Should we move from single module kernel generation to multi module kernel & host module generation ? #940

manupak · 2023-01-17T16:28:29Z

manupak
Jan 17, 2023
Collaborator

I think we've come across several scenarios in which we want to generate multiple kernels to translate a higher level op (e.g. init kernels for reductions, backward convs). However, the current API coupling is such that the client knows how much kernels generate and how to call them -- which works for now.

I would like to ask what if we always generate three module structure.

Currently, for tosa-based graph of operators we generate :
A1) host module : to handle calls to to kernel per op.
A2) kernel module : for each op

Instead what if we move to :
B1) host module : to handle calls to a host function representing each (fused) op.
B2) (fused) op host module : orchestration of kernels corresponding to a single (fused) op
B3) kernel module : can contain one or more kernel functions.

So primarily, the compilation will work with B2) and B3) and I would think most of cases B2 would just contain a single gpu.launch (or equivalent).

Im sure some of you have thought about this before, and I would like to know what people think about this (or why it is not an good idea)
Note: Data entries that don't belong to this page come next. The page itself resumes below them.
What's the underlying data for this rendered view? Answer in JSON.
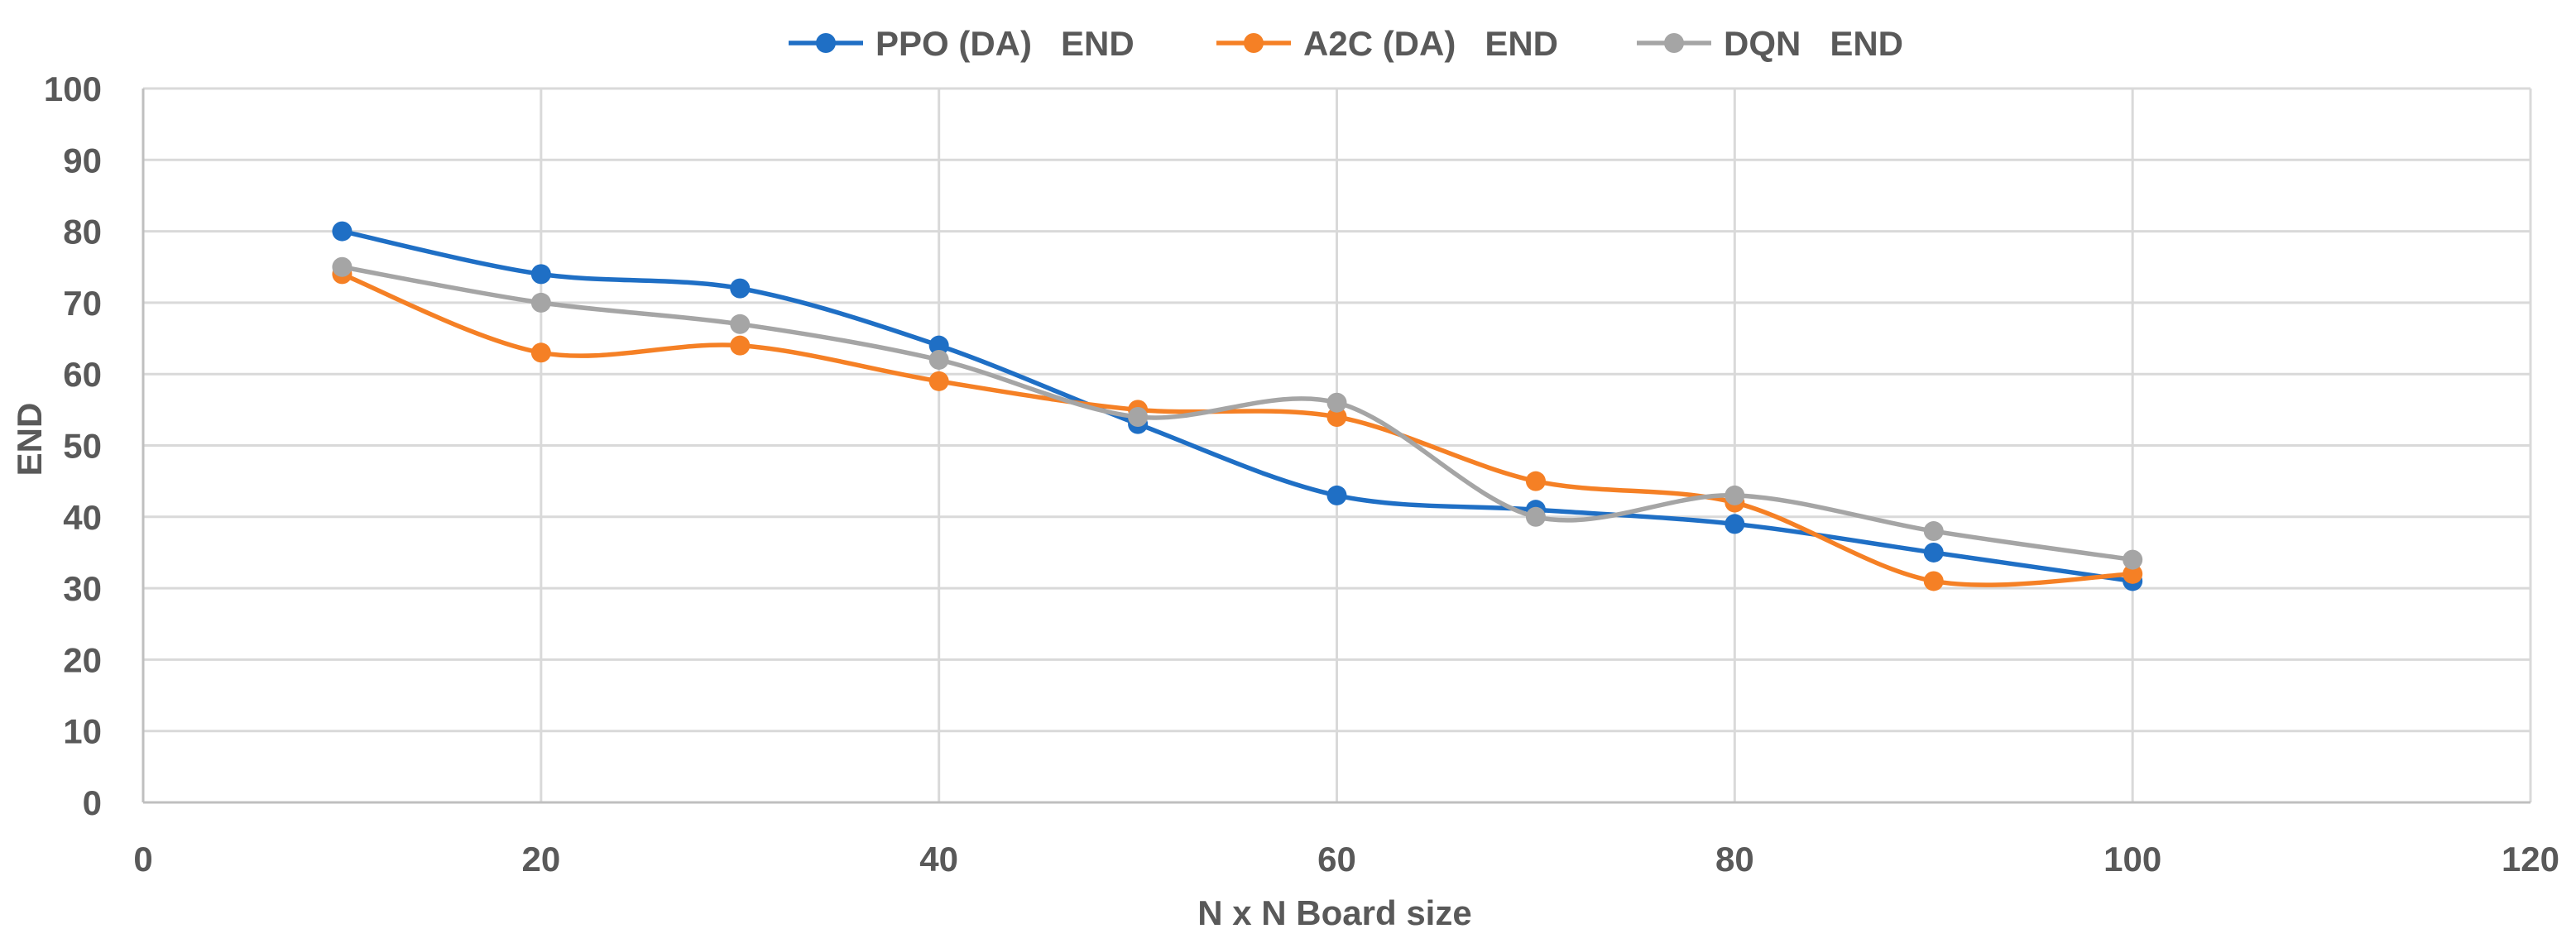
{
  "chart_data": {
    "type": "line",
    "title": "",
    "xlabel": "N x N Board size",
    "ylabel": "END",
    "xlim": [
      0,
      120
    ],
    "ylim": [
      0,
      100
    ],
    "x_ticks": [
      0,
      20,
      40,
      60,
      80,
      100,
      120
    ],
    "y_ticks": [
      0,
      10,
      20,
      30,
      40,
      50,
      60,
      70,
      80,
      90,
      100
    ],
    "grid": true,
    "legend_position": "top-center",
    "x": [
      10,
      20,
      30,
      40,
      50,
      60,
      70,
      80,
      90,
      100
    ],
    "series": [
      {
        "name": "PPO (DA)   END",
        "color": "#1f6fc5",
        "values": [
          80,
          74,
          72,
          64,
          53,
          43,
          41,
          39,
          35,
          31
        ]
      },
      {
        "name": "A2C (DA)   END",
        "color": "#f58025",
        "values": [
          74,
          63,
          64,
          59,
          55,
          54,
          45,
          42,
          31,
          32
        ]
      },
      {
        "name": "DQN   END",
        "color": "#a5a5a5",
        "values": [
          75,
          70,
          67,
          62,
          54,
          56,
          40,
          43,
          38,
          34
        ]
      }
    ]
  }
}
krzysz00 · 2023-01-17T22:06:16Z

krzysz00
Jan 17, 2023
Maintainer

So the first complexity here is that MIOpen currently expects to be able to ask us for "the kernel count" given, IIRC, a problem description.

The second thing is that we might, for example, have MIGraphX doing our execution, and they do their own kernel launches, so what they want is "here's a binary, here're the calls you need to make", and I think both of our clients also assume all our kernels share a function signature.

If we end up with more complicated graph logic, then we need to expose that to our clients, including the rather strict (IIRC) requirements of MIOpen to provide ordered kernels.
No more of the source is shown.